Par actes de commissaire de justice en date des 25 février 2025, Mme [J] a assigné la SAS Auxodis, la SA Helvetia Assurances et la [Adresse 18] en référé devant le tribunal judiciaire de Dijon aux fins de voir, au visa de l’article 145 du code de procédure civile :
— ordonner une mesure d’expertise ;
— déclarer l’ordonnance à intervenir commune à la société Helvetia Assurances et à la [Adresse 18] ;
— condamner solidairement la société Auxodis et la société Helvetia Assurances à payer à Mme [P] [J] la somme de 2 500 € au titre de l’article 700 du code de procédure civile ;
— condamner solidairement la société Auxodis et la société Helvetia Assurances aux entiers dépens.
La société Helvetia Compagnie Suisse d’Assurances est intervenue volontairement à l’instance.
Mme [J] expose que :
elle a subi un accident causé par la position anormale d’un tapis situé dans l’allée du magasin ;
dès le lendemain, en raison d’importantes douleurs, elle a été transportée aux urgences de l’Hôpital privé [Localité 19] Bourgogne. A ainsi été diagnostiqué un traumatisme du coude droit et du genou gauche accompagné de douleurs intenses ;
le port d’une écharpe lui a été prescrit pendant 5 jours, un traitement anti-douleur et un suivi avec radio pendant 3 semaines. Elle a en outre été placée en arrêt de travail jusqu’au 26 mai 2024. Toutefois, cet arrêt a été prolongé à deux reprises en raison de douleurs persistantes ;
le 29 mai 2024, le Dr [W] lui a diagnostiqué une fracture articulaire non déplacée du bord radial de la tête radiale avec épanchement intra-articulaire ;
son état ne s’est pas amélioré et le Dr [O] a constaté en septembre 2024 une fracture déplacée cupule radiale causant des douleurs importantes ;
elle demeure souffrante à ce jour et s’est vue contrainte de demander la qualité de travailleur handicapé dans la mesure où sa mobilité est de plus en plus compromise ;
le représentant de la société défenderesse a signé le relevé d’incident tout en reconnaissant la position anormale du tapis à l’origine de ses blessures. Pourtant, la société Helvetia Assurances refuse de l’indemniser au motif qu’elle ne démontrerait aucune faute de son assurée.
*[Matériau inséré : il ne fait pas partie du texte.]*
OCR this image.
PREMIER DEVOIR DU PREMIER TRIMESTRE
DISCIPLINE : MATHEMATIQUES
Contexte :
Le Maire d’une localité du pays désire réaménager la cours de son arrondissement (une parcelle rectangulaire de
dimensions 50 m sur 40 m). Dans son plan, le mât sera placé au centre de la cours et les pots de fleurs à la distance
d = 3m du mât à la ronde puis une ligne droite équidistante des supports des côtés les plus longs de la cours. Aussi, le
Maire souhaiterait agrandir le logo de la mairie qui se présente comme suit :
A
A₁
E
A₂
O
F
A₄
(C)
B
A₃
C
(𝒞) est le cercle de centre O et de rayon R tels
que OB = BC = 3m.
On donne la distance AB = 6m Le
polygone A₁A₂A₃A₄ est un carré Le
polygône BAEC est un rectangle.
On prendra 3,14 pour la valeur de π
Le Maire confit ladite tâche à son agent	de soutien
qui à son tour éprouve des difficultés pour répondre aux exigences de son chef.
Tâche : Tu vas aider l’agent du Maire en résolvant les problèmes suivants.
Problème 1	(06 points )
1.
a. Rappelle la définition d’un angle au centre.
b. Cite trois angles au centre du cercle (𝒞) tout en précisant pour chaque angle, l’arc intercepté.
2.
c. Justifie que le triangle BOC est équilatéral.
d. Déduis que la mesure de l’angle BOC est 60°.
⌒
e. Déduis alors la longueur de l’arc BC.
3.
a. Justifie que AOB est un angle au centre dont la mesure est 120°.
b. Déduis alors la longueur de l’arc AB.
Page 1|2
En conséquence, Mme [J] estime être bien fondée à solliciter une mesure d’expertise.
À l’audience du 16 avril 2025, Mme [J] a maintenu ses demandes.
La société Auxodis, la société Helvetia Assurances et la société Helvetia Compagnie Suisse d’Assurances demandent au juge des référés :
— recevoir la société Helvetia Compagnie Suisse d’Assurances en son intervention volontaire à titre principal ;
— mettre hors de cause la société Helvetia Assurances SA ;
— donner acte des protestations et réserves émises par le magasin E. Leclerc d'[Localité 15] et son assureur Helvetia Assurances sur la mesure sollicitée ;
— ordonner que la consignation à valoir sur les frais d’expertise soit mise à la charge de Mme [J] ;
— débouter Mme [J] de sa demande sur le fondement de l’article 700 du code de procédure civile ;
— condamner la même aux entiers dépens.
La société Auxodis, la société Helvetia Assurances et la société Helvetia Compagnie Suisse d’Assurances font valoir que :
l’assureur du magasin E.Leclerc mis en cause par la demanderesse n’est pas la société Helvetia Assurances mais la société Helvetia Compagnie Suisse d’Assurances. Cette dernière entend donc intervenir volontaire à titre principal ;
elles forment protestations et réserves et contestent la responsabilité du magasin E. Leclerc, dès lors qu’il appartient à la demanderesse de rapporter la preuve du lien de causalité entre la chose inerte anormale ou dangereuse et son préjudice. Or, aucune pièce versée aux débat ne permet de rapporter cette preuve.
Bien que régulièrement assignée, la [Adresse 18] n’a pas constitué avocat ; il convient ainsi de statuer par ordonnance réputée contradictoire.
MOTIFS DE LA DECISION :
Sur les demandes d’intervention volontaire et de mise hors de cause
Il n’est pas contesté que l’assureur de la SA Auxodis est la société Helvetia Compagnie Suisse d’Assurances. Il convient en conséquence de recevoir l’intervention volontaire de celle-ci et de mettre la société Helvetia Assurance hors de cause.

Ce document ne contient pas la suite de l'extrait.